There is still the matter of where Jason Kipnis will fit into the defensive equation. If Brantley's comeback lingers beyond Opening Day, then Francona will have a little more freedom to play Kipnis in left field or at second base. The Indians prefer Jose Ramirez at second, but he could slide back to third if Kipnis returned to the infield. Yandy Diaz also presents an option for the corner infield or corner outfield spots.
Francona still has plenty of time to sort through all those scenarios, some of which may yet be solved by more winter maneuvering by the Tribe's front office. For now, Cleveland has filled a major hole on the infield by agreeing to a contract with Alonso.
Fantasy spin | Fred Zinkie (@FredZinkieMLB)

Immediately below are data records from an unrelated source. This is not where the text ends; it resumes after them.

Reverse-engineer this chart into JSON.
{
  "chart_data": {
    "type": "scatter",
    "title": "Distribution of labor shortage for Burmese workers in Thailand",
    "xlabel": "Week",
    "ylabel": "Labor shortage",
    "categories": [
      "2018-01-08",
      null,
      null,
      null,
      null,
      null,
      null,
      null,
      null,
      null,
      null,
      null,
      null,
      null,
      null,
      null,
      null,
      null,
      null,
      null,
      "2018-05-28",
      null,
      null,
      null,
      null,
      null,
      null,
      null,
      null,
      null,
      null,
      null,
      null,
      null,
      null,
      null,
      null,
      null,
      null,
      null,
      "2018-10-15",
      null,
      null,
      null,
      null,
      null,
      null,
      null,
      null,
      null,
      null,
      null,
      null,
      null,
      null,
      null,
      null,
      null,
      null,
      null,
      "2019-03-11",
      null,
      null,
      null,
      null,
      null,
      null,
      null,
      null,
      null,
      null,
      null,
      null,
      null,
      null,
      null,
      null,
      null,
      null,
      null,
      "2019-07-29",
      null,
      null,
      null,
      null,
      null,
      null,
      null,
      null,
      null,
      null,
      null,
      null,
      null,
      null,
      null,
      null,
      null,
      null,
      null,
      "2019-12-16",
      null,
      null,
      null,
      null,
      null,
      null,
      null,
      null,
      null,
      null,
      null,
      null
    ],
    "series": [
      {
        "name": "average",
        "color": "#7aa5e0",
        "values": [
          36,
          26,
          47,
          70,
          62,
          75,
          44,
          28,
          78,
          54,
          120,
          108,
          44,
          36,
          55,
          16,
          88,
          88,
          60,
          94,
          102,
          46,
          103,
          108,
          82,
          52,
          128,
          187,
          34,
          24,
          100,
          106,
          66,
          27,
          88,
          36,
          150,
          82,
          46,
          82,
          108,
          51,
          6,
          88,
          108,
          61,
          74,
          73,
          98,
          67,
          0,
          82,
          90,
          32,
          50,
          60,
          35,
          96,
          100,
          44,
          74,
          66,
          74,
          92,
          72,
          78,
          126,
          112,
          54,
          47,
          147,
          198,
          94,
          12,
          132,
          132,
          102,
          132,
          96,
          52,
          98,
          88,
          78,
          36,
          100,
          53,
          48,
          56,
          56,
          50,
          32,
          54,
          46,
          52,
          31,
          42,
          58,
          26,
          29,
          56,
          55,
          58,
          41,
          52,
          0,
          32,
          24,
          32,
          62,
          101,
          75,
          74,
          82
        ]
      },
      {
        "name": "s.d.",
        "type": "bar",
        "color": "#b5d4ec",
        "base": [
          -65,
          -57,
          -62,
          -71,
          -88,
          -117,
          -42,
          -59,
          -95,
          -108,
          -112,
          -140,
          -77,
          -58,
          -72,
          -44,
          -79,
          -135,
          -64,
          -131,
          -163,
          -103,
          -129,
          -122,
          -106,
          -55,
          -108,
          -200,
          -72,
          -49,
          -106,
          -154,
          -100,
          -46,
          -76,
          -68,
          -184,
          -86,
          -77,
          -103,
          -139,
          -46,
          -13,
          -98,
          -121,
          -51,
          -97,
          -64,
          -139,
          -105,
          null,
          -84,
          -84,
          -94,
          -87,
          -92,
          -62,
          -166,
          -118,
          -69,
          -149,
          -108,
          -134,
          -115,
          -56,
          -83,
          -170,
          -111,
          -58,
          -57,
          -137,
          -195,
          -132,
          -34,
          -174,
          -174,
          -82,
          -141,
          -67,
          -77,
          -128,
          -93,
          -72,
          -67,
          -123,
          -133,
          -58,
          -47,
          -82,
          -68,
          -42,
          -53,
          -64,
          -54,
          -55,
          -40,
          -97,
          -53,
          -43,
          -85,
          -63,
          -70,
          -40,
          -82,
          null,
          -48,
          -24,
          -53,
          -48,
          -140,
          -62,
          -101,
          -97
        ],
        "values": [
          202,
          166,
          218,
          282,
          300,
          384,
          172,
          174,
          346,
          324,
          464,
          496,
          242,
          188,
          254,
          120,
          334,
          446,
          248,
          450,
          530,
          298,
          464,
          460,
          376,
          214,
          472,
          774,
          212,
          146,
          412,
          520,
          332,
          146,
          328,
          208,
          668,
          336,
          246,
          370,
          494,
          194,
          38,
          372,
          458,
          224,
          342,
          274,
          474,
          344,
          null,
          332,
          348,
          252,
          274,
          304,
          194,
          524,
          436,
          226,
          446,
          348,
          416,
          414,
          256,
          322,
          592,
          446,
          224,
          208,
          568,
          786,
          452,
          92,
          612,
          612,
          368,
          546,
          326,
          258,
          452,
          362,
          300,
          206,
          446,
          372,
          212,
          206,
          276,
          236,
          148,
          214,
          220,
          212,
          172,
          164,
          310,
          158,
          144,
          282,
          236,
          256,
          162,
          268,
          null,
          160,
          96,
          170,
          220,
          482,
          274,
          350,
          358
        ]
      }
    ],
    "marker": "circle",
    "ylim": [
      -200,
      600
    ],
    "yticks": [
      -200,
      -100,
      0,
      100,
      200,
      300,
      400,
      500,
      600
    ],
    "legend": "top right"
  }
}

After producing just 39 home runs with a .721 OPS from 2010-16, Alonso found notable success with an altered approach last year. Posting career-high fly-ball (43.2 percent) and hard-hit (36 percent) rates, the first baseman finished with 28 home runs and an .866 OPS over 521 plate appearances. Although his exposure to lefties may be limited given his lifetime .652 OPS in those matchups, the slugger will warrant late-round attention in 15-team leagues on the hope that he can deliver at least 20 homers and 70 RBIs as part of an Indians lineup that ranked sixth in baseball with 818 runs scored in '17.